Dólar tem dois pesos

Publicado em 21 de maio de 2012

A saca da soja, em Mato Grosso, segue com preços elevados e sustentada por duas alças, como apontam analistas locais. Uma se refere diretamente ao ganho em função da valorização do dólar frente ao real e a outra, pela forte demanda mundial que acaba ampliando o preço internacional do grão.

O momento é tão positivo à sojicultura mato-grossense, que de maneira quase rara ‘as alças’ levaram ao descolamento do mercado de Chicago, onde o preço é formado. O Estado, que sempre perdia reais em relação às outras praças, agora exibe valores de até R$ 3 a mais sobre a média do mercado. Apesar do feito histórico e da sucessiva ruptura do teto de preços, a mesma demanda e câmbio que contagiam o segmento são os mesmos fatores que contribuem para alta dos custos de produção para a nova safra, 2012/13, em pleno planejamento.

Com o mercado em alta, sojicutores estaduais deram início à nova temporada, pelo menos na teoria, com a aquisição dos insumos básicos, como sementes, defensivos e fertilizantes. De janeiro a abril deste ano, por exemplo, a saca valorizou 28%, saindo de uma média R$ 39 para cerca de R$ 50, no mês passado. No mesmo período, a cotação média do dólar passou de R$ 1,79 para R$ 1,85, avanço de 3,4%.

Na comparação com a estimativa de custos da safra 2011/12, de julho do ano passado, com a última apresentada na semana passada pelo Instituto Mato-grossense de Economia Agropecuária (Imea), há alta de 20,73%, já que a média de investimento por hectare no Estado passou de R$ 1,64 mil para R$ 1,98 mil. No período analisado, a taxa de câmbio valorizou 14,90% no período – de R$ 1,65 para R$ 1,85 (média de abril) – abaixo do total apontado pelo Imea para o cultivo da soja. A explicação para o desequilibro está justamente na forte demanda por insumos por parte do produtor, que aumenta principalmente os preços dos fertilizantes e pela maior necessidade de tecnologia nas sementes, opção que por si só encare a tonelada do produto.

“A alta dos insumos vem sendo observada desde julho do ano passado. Fertilizantes são os produtos que mais contribuem para a elevação da despesa, visto que a formação de preços dele não tem um indicador. Quem tem coloca o preço que quer e na medida em que o produtor demanda mais, mais ele aumenta”, explica o analista do Imea, Cleber Noronha.
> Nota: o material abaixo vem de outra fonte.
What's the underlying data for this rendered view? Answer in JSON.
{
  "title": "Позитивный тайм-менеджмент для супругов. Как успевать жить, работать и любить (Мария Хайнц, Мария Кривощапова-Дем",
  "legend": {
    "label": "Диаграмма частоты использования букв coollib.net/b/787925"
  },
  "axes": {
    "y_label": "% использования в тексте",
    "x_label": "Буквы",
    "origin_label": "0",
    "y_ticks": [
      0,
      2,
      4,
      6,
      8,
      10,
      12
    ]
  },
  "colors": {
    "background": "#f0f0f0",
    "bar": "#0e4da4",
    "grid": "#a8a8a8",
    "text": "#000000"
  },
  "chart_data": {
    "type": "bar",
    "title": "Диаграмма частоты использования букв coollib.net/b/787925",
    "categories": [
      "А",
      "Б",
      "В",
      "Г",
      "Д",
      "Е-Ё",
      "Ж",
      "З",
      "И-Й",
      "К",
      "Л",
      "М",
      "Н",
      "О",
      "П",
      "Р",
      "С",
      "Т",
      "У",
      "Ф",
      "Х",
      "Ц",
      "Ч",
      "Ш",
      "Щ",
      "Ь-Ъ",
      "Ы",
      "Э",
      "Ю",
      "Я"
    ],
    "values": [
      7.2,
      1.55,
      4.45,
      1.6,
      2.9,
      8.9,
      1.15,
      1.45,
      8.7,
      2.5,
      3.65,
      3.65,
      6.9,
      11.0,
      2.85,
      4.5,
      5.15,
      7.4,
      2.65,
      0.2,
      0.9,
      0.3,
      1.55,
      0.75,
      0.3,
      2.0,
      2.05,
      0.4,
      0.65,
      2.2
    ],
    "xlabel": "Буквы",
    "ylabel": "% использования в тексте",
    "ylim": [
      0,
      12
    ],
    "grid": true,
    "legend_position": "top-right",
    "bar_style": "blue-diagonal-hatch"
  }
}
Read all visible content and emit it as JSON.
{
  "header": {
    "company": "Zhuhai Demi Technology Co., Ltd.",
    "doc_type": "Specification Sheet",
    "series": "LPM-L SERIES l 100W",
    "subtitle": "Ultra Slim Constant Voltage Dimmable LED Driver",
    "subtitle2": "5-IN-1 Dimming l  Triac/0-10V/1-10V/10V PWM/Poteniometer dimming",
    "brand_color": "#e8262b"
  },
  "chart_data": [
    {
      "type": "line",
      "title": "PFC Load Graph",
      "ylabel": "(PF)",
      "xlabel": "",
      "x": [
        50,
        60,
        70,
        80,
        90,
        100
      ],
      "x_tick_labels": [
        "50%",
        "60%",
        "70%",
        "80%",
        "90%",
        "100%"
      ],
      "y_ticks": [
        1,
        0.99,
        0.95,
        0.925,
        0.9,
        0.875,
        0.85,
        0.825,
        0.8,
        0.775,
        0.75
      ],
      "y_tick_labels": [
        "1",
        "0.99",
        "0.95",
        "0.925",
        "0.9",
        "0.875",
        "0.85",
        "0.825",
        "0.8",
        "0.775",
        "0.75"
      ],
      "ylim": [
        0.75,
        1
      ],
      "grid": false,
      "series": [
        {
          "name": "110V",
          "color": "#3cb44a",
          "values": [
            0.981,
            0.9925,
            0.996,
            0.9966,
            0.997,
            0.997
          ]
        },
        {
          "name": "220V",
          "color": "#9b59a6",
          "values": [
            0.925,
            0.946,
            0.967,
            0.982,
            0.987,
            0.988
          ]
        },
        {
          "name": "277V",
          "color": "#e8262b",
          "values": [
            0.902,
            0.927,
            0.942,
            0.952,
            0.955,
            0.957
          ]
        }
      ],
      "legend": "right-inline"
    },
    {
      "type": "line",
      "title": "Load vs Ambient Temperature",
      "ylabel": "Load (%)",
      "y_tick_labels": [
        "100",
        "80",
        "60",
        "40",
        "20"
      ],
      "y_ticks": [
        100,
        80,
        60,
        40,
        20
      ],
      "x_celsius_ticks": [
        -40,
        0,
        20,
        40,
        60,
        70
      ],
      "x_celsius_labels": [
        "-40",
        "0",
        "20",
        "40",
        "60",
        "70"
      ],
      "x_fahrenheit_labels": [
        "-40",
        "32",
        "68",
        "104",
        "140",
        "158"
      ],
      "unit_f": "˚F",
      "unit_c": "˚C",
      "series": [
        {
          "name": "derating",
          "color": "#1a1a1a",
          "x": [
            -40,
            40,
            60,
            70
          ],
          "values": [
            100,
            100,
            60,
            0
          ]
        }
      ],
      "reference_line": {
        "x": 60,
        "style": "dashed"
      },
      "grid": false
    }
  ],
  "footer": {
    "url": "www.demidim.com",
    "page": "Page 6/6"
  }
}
Ela conta ainda que os defensivos costumam refletir a alta do dólar, já os fertilizantes seguem as altas da soja.

Apesar da certeza de que o plantio da nova safra custará mais caro em relação ao desembolso da safra 2011/12, Noronha destaca que a maioria dos produtores ao antecipar a compra de insumos – entre março, abril e maio deste ano – se resguarda de novas altas, principalmente que vêm pela proximidade do plantio, que no Estado tem início em setembro. “Sabemos que os insumos podem subir mais e por isso a compra antecipada, seja paga à vista ou com soja, é um bom negócio. Se o valor tiver fixado em dólar, o produtor pagará mais caro na medida em que o câmbio avançar, no entanto ele não sentirá mais as altas sobre os insumos”. Outro ponto destacado é que se há tendência de alta aos custos, há tendência de valorização à soja. “A redução dos estoques mundiais é uma certeza e cedo ou tarde as empresas que estão evitando o mercado agora pelas altas sucessivas da saca terão de comprar o mais rápido possível para suprir suas necessidades e esse movimento vai mexer positivamente com os preços”.

DESPESA – A última estimativa de custo de produção da soja tem como base uma taxa de câmbio a R$ 1,85 e assim como em todas as projeções o Imea considera o cenário dentro de uma produtividade de 52 sacas por hectare. Com média orçada em R$ 1,98 mil por hectare no Estado, o investimento total na nova safra deverá somar R$ 14,85 bilhões, já que a previsão de cobertura é de 7,5 milhões de ha. Da despesa total, como mostra o Imea, R$ 1,20 mil, ou 70%, será aplicado apenas no custo operacional, que congrega insumos, e despesas com remuneração de mão-de-obra, aplicações de químicos e colheita. O restante cobre custos relativos à assistência técnica, transporte e armazenagem.

Nesta quinta projeção do ano, o hectare mais caro está na região nordeste, R$ 2,07 mil, seguido de perto pelo médio norte, R$ 2,05, região que concentra mais de 40% da área plantada e da produção estadual. O hectare mais barato está no centro-sul, R$ 1,82 mil.

O gestor de Imea, Daniel Latorraca, destaca que dentro das proporções atuais de apreciação do dólar e da saca “a valorização da saca de soja ainda supera a majoração dos custos de produção, portanto o produtor segue em vantagem”.